After a glorious 18 days off — from any kind of work, from even thinking about anything troubling, as I went to Spain to see the world’s actual greatest rock band and also to New Jersey (twice) to visit my birth family, and even from writing anything in any form — this week I found myself clenching my jaw and my shoulder muscles as I bore witness to the presidential impeachment “trial” unfolding. So far, the result isn’t any different from what I thought it’d be, but its lack of suspense doesn’t drain me of my dread and outrage; a country in which, evidently, anything a sitting president might do to ensure his own re-election is permissible surely isn’t the country the Founders conceived, nor is it the one I thought I lived in. Tonight, after the Senate voted 51-49 not to hear from witnesses (and after more than one of the GOP Senators voting against witnesses said they believed that the Democratic House managers had proved their case — but they still didn’t care), I decided to come home, grill a big steak, drink an entire bottle of red wine, and watch something distracting on Netflix. Because what they had done was infuriating, but it was outside my control.

That’s what Stoicism does for you — it helps you question what you can affect, and what you can’t, and constantly raises for you the question of what, if anything, you could do.

I grilled my ginormous tomahawk steak (freshly purchased from Ralph’s on a WooHoo! deal) outside, cracked open a bottle of Spanish red wine, and sat out there enjoying both, while occasionally throwing a piece of the steak to my two dogs and petting them to our mutual satisfaction. It was pretty good.

Except — I was still seething.

So I went on ActBlue and donated a shit ton of money against those GOP assholes in the Senate running for re-election, and against Mitch McConnell in particular, because y’know what? It may not seem very Stoic, but  THAT was within my control.

So now I’m thinking: Just watch what the 58% of us who hate all this are going to get up to in the next 10 months. There are millions of us. And that action is within our control, too.

3 Responses to “Action over despair”

  1. Dan Says:

    I can relate to all you say, but my pessimism grows. And grows.

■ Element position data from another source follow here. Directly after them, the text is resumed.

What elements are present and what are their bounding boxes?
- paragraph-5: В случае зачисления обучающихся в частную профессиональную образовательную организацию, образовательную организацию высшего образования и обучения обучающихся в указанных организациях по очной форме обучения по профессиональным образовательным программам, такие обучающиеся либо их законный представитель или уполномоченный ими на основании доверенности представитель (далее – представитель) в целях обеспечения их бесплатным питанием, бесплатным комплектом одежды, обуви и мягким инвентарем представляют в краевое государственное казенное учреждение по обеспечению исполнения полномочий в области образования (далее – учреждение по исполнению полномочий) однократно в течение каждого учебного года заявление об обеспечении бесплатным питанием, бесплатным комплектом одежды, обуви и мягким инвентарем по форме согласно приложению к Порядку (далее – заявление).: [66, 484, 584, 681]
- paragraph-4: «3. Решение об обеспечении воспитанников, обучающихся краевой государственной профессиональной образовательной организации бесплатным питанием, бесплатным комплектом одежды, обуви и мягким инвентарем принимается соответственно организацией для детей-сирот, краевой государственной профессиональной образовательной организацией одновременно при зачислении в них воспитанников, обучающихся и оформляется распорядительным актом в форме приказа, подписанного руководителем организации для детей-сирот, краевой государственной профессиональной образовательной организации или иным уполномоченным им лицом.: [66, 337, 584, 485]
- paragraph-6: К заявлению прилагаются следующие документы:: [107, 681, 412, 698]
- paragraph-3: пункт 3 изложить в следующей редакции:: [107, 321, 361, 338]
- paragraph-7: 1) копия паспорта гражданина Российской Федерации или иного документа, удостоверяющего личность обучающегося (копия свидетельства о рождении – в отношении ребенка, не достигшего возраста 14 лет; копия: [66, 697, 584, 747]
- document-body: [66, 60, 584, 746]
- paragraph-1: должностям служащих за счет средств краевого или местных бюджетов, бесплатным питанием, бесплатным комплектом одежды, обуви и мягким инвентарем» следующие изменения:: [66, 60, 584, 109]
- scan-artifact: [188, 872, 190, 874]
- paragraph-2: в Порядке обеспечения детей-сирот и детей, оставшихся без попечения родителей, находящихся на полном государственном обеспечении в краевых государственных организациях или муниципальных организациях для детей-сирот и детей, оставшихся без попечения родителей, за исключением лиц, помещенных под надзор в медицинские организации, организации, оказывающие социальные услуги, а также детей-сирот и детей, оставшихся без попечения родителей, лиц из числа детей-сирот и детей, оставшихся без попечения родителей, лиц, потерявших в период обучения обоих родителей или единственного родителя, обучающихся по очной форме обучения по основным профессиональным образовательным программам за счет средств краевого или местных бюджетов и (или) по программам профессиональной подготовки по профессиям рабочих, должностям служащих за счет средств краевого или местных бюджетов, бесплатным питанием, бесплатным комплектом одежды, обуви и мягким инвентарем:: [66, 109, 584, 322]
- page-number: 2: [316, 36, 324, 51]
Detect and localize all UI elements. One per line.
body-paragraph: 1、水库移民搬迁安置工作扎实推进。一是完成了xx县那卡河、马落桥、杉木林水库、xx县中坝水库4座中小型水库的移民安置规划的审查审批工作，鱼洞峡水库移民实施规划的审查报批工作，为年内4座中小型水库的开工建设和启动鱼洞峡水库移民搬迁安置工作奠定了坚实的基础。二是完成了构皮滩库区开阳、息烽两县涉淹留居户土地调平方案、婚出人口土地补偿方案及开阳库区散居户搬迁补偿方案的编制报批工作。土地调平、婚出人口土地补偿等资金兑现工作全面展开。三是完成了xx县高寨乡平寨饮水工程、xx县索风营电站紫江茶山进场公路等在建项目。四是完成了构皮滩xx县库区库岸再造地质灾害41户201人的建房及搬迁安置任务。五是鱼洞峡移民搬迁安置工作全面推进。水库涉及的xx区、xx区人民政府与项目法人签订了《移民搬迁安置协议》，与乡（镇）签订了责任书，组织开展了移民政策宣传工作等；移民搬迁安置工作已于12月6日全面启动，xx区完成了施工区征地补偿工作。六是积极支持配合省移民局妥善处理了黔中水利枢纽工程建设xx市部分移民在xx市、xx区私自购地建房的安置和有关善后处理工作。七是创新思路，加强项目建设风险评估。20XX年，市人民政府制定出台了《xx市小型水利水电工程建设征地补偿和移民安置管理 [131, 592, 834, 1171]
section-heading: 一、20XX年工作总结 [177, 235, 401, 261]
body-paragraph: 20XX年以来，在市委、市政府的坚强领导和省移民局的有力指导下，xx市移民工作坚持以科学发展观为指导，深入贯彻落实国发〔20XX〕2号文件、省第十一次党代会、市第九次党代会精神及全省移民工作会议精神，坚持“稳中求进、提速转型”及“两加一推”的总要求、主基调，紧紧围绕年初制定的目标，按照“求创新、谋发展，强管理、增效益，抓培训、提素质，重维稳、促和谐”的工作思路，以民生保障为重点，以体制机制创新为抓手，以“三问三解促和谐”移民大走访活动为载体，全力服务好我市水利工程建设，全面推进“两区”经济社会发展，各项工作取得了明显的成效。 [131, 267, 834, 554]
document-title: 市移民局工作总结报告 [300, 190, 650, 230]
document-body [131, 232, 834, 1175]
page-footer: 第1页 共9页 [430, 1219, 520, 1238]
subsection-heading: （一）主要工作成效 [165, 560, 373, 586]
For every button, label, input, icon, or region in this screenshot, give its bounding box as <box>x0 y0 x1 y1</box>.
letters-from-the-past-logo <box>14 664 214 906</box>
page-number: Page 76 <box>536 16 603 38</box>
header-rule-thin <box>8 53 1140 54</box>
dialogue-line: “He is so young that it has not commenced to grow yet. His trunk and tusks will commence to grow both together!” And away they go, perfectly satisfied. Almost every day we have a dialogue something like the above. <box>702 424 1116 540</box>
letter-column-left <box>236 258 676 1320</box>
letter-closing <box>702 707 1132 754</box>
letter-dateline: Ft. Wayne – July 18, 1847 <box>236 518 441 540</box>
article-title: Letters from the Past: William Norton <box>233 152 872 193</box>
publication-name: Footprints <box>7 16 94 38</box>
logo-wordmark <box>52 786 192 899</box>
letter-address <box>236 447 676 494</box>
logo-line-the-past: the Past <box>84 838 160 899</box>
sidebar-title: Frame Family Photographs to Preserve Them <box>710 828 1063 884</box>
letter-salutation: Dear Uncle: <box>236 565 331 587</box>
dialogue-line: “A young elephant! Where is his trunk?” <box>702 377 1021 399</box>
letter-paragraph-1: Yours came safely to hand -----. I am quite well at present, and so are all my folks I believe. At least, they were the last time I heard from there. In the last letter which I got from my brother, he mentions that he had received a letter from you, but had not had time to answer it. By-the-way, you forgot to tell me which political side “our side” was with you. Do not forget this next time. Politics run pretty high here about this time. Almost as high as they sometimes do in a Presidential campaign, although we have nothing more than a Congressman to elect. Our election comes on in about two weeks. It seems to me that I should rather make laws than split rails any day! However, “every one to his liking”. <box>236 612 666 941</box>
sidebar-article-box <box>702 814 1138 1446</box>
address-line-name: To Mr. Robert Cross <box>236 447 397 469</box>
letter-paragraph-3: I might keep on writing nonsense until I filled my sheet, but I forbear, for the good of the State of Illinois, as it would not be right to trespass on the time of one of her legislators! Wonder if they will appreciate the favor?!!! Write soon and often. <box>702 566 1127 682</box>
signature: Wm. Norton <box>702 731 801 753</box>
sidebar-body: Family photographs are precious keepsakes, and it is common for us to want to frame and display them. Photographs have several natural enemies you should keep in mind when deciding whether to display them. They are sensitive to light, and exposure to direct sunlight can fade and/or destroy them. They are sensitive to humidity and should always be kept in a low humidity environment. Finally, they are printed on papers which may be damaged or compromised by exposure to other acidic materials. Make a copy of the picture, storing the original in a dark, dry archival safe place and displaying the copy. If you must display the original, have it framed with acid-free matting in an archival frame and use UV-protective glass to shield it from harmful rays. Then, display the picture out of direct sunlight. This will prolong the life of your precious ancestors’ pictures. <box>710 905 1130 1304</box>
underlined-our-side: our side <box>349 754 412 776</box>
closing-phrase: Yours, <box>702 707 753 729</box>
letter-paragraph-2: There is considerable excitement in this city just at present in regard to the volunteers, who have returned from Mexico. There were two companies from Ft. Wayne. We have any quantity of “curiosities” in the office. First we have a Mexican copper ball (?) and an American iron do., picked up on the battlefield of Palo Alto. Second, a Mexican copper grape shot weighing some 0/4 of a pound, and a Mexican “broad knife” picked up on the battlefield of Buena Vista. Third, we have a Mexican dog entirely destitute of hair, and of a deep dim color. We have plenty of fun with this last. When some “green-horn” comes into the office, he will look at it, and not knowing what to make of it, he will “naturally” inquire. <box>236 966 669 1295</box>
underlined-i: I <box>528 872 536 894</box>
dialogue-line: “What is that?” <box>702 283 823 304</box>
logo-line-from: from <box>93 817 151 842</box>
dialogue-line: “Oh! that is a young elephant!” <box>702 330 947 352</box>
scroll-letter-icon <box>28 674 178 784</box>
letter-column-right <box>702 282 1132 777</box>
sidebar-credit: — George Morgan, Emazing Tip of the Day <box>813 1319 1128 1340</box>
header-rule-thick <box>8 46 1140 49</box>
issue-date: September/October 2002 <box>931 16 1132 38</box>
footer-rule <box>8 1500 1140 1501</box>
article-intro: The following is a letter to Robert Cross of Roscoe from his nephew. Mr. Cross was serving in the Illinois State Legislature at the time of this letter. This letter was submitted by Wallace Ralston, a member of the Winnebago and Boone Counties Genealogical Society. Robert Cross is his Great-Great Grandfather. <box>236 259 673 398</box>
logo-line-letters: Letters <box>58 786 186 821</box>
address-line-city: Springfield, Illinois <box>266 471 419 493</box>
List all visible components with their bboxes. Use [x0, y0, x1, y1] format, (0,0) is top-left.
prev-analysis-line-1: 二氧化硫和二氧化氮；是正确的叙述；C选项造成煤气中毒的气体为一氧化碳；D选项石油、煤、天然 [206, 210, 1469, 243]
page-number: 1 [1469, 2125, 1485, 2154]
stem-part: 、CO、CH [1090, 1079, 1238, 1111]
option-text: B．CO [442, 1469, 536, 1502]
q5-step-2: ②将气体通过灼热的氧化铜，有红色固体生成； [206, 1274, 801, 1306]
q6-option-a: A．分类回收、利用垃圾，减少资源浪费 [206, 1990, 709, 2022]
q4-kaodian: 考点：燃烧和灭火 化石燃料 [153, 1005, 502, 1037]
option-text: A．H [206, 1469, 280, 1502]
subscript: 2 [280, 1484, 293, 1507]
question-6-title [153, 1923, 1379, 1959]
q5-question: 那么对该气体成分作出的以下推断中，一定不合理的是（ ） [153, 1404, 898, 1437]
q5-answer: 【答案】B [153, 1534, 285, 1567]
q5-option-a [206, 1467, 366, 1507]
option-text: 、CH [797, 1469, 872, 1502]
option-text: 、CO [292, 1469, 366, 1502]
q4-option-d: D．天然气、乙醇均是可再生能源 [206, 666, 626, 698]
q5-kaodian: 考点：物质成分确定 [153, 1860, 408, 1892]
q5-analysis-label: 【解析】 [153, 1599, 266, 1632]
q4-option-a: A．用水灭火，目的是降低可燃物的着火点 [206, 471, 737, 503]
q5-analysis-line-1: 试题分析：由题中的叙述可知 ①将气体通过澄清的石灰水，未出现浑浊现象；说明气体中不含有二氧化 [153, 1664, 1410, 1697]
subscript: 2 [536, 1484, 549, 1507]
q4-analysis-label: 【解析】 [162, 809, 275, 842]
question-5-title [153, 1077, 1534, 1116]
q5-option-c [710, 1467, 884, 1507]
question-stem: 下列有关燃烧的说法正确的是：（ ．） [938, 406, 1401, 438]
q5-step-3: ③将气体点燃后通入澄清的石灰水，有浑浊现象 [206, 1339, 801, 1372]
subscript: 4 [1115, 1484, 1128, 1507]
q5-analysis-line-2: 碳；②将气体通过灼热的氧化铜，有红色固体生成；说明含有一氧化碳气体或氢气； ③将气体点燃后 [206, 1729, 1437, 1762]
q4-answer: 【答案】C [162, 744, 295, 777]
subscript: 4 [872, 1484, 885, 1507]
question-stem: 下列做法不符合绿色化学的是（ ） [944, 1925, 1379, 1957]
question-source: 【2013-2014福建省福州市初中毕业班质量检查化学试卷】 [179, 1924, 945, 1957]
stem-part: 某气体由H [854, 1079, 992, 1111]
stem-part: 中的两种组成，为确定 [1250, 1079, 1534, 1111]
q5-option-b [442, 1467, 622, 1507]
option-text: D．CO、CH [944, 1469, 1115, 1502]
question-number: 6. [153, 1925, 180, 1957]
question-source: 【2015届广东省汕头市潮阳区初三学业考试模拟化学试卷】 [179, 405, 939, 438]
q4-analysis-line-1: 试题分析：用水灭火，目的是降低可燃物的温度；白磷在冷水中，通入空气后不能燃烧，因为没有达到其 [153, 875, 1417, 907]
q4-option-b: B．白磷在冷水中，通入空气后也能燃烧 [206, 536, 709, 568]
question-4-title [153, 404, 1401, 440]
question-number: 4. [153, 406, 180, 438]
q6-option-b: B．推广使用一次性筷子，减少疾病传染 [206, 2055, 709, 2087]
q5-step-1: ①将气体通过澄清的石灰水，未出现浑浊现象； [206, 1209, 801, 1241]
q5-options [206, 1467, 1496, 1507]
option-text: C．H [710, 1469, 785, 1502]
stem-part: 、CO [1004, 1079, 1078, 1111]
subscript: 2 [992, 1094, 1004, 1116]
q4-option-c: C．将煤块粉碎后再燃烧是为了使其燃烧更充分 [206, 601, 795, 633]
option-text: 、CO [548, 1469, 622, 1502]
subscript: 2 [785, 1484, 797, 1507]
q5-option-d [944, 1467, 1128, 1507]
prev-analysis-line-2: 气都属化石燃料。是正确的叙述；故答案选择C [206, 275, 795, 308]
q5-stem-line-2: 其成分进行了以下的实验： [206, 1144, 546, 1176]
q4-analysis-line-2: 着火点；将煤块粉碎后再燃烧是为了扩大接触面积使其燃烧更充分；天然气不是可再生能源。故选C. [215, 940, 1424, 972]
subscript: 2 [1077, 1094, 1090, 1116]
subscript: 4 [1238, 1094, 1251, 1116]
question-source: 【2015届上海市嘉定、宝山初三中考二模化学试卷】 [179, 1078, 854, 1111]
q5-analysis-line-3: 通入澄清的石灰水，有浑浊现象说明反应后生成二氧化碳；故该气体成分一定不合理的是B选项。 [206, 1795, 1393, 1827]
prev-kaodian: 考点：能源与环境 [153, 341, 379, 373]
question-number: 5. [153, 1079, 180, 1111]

    You got any of that Steak left?

  2. Jim Markley Says:

    Glad you had good trips. Forgive my ignorance, but Stoicism sounds a lot the AA prayer of help me accept the things I cannot change, courage to change what I can and the wisdom to know the difference. As far as politics, I thought you were fond of saying you were neutral and tried not to favor just one side? 58% of who? There are millions on both sides. Talk about knowing what you can’t change!

  3. Lee Wochner Says:

    Yes, there are millions on both sides. I was referencing the (at-the-time) 58% in every poll who are opposed to Trump. At the moment, the number is, worryingly, only 51%. Re AA, which I don’t know much about, and re other forms of wisdom and guidance, I imagine there are a lot of systems predicated upon this sort of knowledge and acceptance — however infrequently they are followed.